Grands ou petits cabinets : panorama des cabinets d’avocats

Que ce soit en début de carrière ou lorsque l’on envisage d’évoluer ailleurs après quelques années d’exercice, il existe des moments où l’on est amené à s’interroger sur le type de structure qu’on souhaite intégrer. Une reconsidération des différentes possibilités permet généralement de disposer d’une bonne base avant de faire son choix.

Les différents types de structures

Il existe un panel assez large en termes de choix de structure dans laquelle on souhaite exercer. Ainsi, trois types de cabinets peuvent être répertoriés : les « Big Four », les cabinets internationaux et les cabinets français.

Tout d’abord, les « Big Four », membres de réseaux pluridisciplinaires et déclinés pour compléter les activités de leur structure d’origine, sont des cabinets de grande envergure ayant une implantation de plusieurs bureaux en France et à l’étranger, dans lesquels les avocats interviennent plutôt en conseil et sont répartis au sein de différentes équipes en fonction de leur domaine de spécialisation.
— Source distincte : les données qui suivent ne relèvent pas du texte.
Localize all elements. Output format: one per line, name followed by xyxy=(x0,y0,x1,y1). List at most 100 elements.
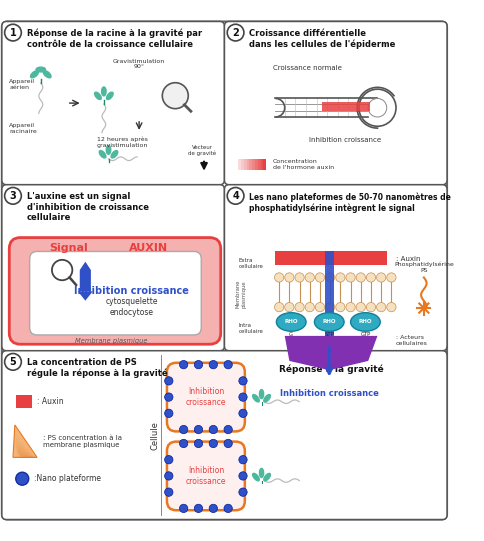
Ellipse shape xyxy=(350,313,380,331)
Ellipse shape xyxy=(253,473,259,481)
Text: Inhibition
croissance: Inhibition croissance xyxy=(186,387,226,407)
Circle shape xyxy=(224,504,232,512)
FancyBboxPatch shape xyxy=(2,184,225,351)
Text: 5: 5 xyxy=(10,357,16,367)
Bar xyxy=(263,159,266,170)
Circle shape xyxy=(239,393,247,401)
Text: Inhibition
croissance: Inhibition croissance xyxy=(186,466,226,486)
FancyBboxPatch shape xyxy=(2,22,225,184)
Ellipse shape xyxy=(43,71,51,78)
Ellipse shape xyxy=(259,469,264,478)
Bar xyxy=(325,252,334,344)
Text: : Auxin: : Auxin xyxy=(37,397,64,406)
Polygon shape xyxy=(285,336,378,370)
Ellipse shape xyxy=(264,394,271,402)
FancyBboxPatch shape xyxy=(9,237,221,344)
Circle shape xyxy=(387,273,396,282)
Circle shape xyxy=(180,425,188,434)
Circle shape xyxy=(209,504,217,512)
Text: Croissance différentielle
dans les cellules de l'épiderme: Croissance différentielle dans les cellu… xyxy=(249,29,396,49)
FancyBboxPatch shape xyxy=(30,252,201,335)
Text: RHO: RHO xyxy=(359,320,372,325)
Text: Concentration
de l'hormone auxin: Concentration de l'hormone auxin xyxy=(272,159,334,170)
Circle shape xyxy=(274,302,284,312)
Circle shape xyxy=(239,409,247,418)
Text: RHO: RHO xyxy=(285,320,298,325)
Circle shape xyxy=(194,425,203,434)
Bar xyxy=(241,159,244,170)
Text: cytosquelette
endocytose: cytosquelette endocytose xyxy=(106,298,158,317)
Bar xyxy=(247,159,249,170)
Bar xyxy=(249,159,252,170)
Circle shape xyxy=(346,273,355,282)
Text: Réponse à la gravité: Réponse à la gravité xyxy=(279,365,383,374)
Text: Vecteur
de gravité: Vecteur de gravité xyxy=(188,144,216,156)
Circle shape xyxy=(387,302,396,312)
Circle shape xyxy=(194,439,203,447)
Circle shape xyxy=(224,360,232,369)
Text: Croissance normale: Croissance normale xyxy=(273,65,342,71)
Circle shape xyxy=(295,273,304,282)
Ellipse shape xyxy=(111,150,118,158)
Ellipse shape xyxy=(264,473,271,481)
Circle shape xyxy=(239,472,247,480)
FancyBboxPatch shape xyxy=(225,184,447,351)
FancyBboxPatch shape xyxy=(167,441,245,510)
Ellipse shape xyxy=(30,71,38,78)
Text: : PS concentration à la
membrane plasmique: : PS concentration à la membrane plasmiq… xyxy=(43,435,121,448)
Text: AUXIN: AUXIN xyxy=(129,243,168,253)
Text: 4: 4 xyxy=(232,191,239,201)
Text: Membrane
plasmique: Membrane plasmique xyxy=(236,280,246,308)
Text: 1: 1 xyxy=(10,28,16,38)
Circle shape xyxy=(194,360,203,369)
Circle shape xyxy=(209,439,217,447)
Bar xyxy=(244,159,247,170)
Ellipse shape xyxy=(253,394,259,402)
Circle shape xyxy=(326,273,335,282)
Circle shape xyxy=(356,273,365,282)
Text: Inhibition croissance: Inhibition croissance xyxy=(280,389,378,398)
Ellipse shape xyxy=(276,313,306,331)
Text: Membrane plasmique: Membrane plasmique xyxy=(75,338,148,344)
Circle shape xyxy=(180,504,188,512)
Circle shape xyxy=(366,273,376,282)
Text: Phosphatidylsérine
PS: Phosphatidylsérine PS xyxy=(394,261,454,273)
Circle shape xyxy=(180,439,188,447)
Text: Appareil
racinaire: Appareil racinaire xyxy=(9,123,37,134)
Circle shape xyxy=(305,302,315,312)
Text: Inhibition croissance: Inhibition croissance xyxy=(309,137,381,143)
Circle shape xyxy=(356,302,365,312)
Circle shape xyxy=(336,302,345,312)
Text: La concentration de PS
régule la réponse à la gravité: La concentration de PS régule la réponse… xyxy=(27,358,167,378)
Circle shape xyxy=(227,24,244,41)
Text: Les nano plateformes de 50-70 nanomètres de
phosphatidylsérine intègrent le sign: Les nano plateformes de 50-70 nanomètres… xyxy=(249,192,452,213)
Text: Appareil
aérien: Appareil aérien xyxy=(9,79,35,90)
Circle shape xyxy=(165,377,173,385)
Text: :Nano plateforme: :Nano plateforme xyxy=(34,474,101,483)
Circle shape xyxy=(285,273,294,282)
Text: G: G xyxy=(289,333,293,338)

Les clients de ces cabinets sont proviennent soit de l’audit soit hors audit : pour les premiers, l’avocat intervient plutôt comme support au niveau de l’identification des risques juridiques et fiscaux ; pour les seconds, il a une activité large englobant le droit des affaires, droit fiscal, droit social, droit de la concurrence, droit de la propriété intellectuelle etc.

Ensuite, les cabinets internationaux, principalement d’origine anglo-saxonne, incluent également les cabinets français d’envergure. Ils constituent des structures full-service, avec des effectifs importants, les avocats étant répartis au sein de différents départements en fonction de leur spécialité et intervenant aussi bien en conseil qu’en contentieux.

Enfin, les cabinets français, généralistes ou spécialisés, interviennent à la fois sur des dossiers de conseil et de contentieux, pour une clientèle pouvant être composée de grands groupes français et internationaux, de PME et de particuliers.

Le choix de la structure

Les caractéristiques et particularités des structures sont liées à leur culture d’origineAinsi, les « Big Four » proposent à leurs collaborateurs un environnement de travail très encadré et une spécialisation sectorielle forte. Les principaux avantages à travailler dans l’un de ces cabinets résident dans le degré élevé de la qualité des missions, le statut d’avocat salarié, un salaire généralement attractif et la possibilité d’avoir une expérience très valorisée avec un label précieux.

Dans la continuité des Big Four, les cabinets internationaux comportent le même degré d’exigence en termes de la charge de travail et d’investissement personnel, mais contrairement aux précédents le statut d’avocat collaborateur permet de constituer une clientèle personnelle. Le degré de segmentation de l’activité est moins important, bien que variant en fonction des cabinets.

Quant aux cabinets français, dont certains sont très prestigieux, ils connaissent des degrés de spécialisation aussi variables que dans les cabinets internationaux et des disparités au niveau des salaires qui, de manière générale en comparaison avec les cabinets anglo-saxons, demeurent moins attractifs. En contrepartie, ils offrent à leurs collaborateurs une certaine forme d’équilibre au niveau personnel et professionnel, ainsi qu’une autonomie plus importante d’où la possibilité de développer son portefeuille de clients dès le début de sa carrière.

De façon générale, le choix du premier cabinet dans lequel un avocat exerce peut se révéler déterminant. Des évolutions sont certes possibles en cours de carrière, mais si un jeune avocat a déjà une idée de ce qu’il souhaite faire et du type de cabinet dans lequel il aimerait exercer, il est préférable d’intégrer d’emblée une structure adéquate.

Focus sur les cabinets de niche

De nombreux cabinets de niche sont apparus ces dernières années. Ils interviennent sur des dossiers très spécifiques avec des solutions d’une très grande qualité. Leur positionnement fait souvent d’eux des interlocuteurs réputés et privilégiés dans leur secteur, de par leur expertise et leurs honoraires généralement plus modérés que ceux de grandes structures.

Travailler dans un cabinet de niche est souvent perçu comme une expérience très satisfaisante pour les avocats qui apprécient d’évoluer au sein d’équipes à taille humaine et d’exercer le métier au sens classique du terme. L’intuitu personae et la proximité avec les clients y sont plus prégnants. Toutefois, évoluer au sein de telles boutiques implique une excellente connaissance de son secteur de spécialité, une grande disponibilité et l’écoute permanente du client, ainsi que la capacité à avoir un esprit entrepreneurial afin de contribuer au développement du cabinet et à sa notoriété.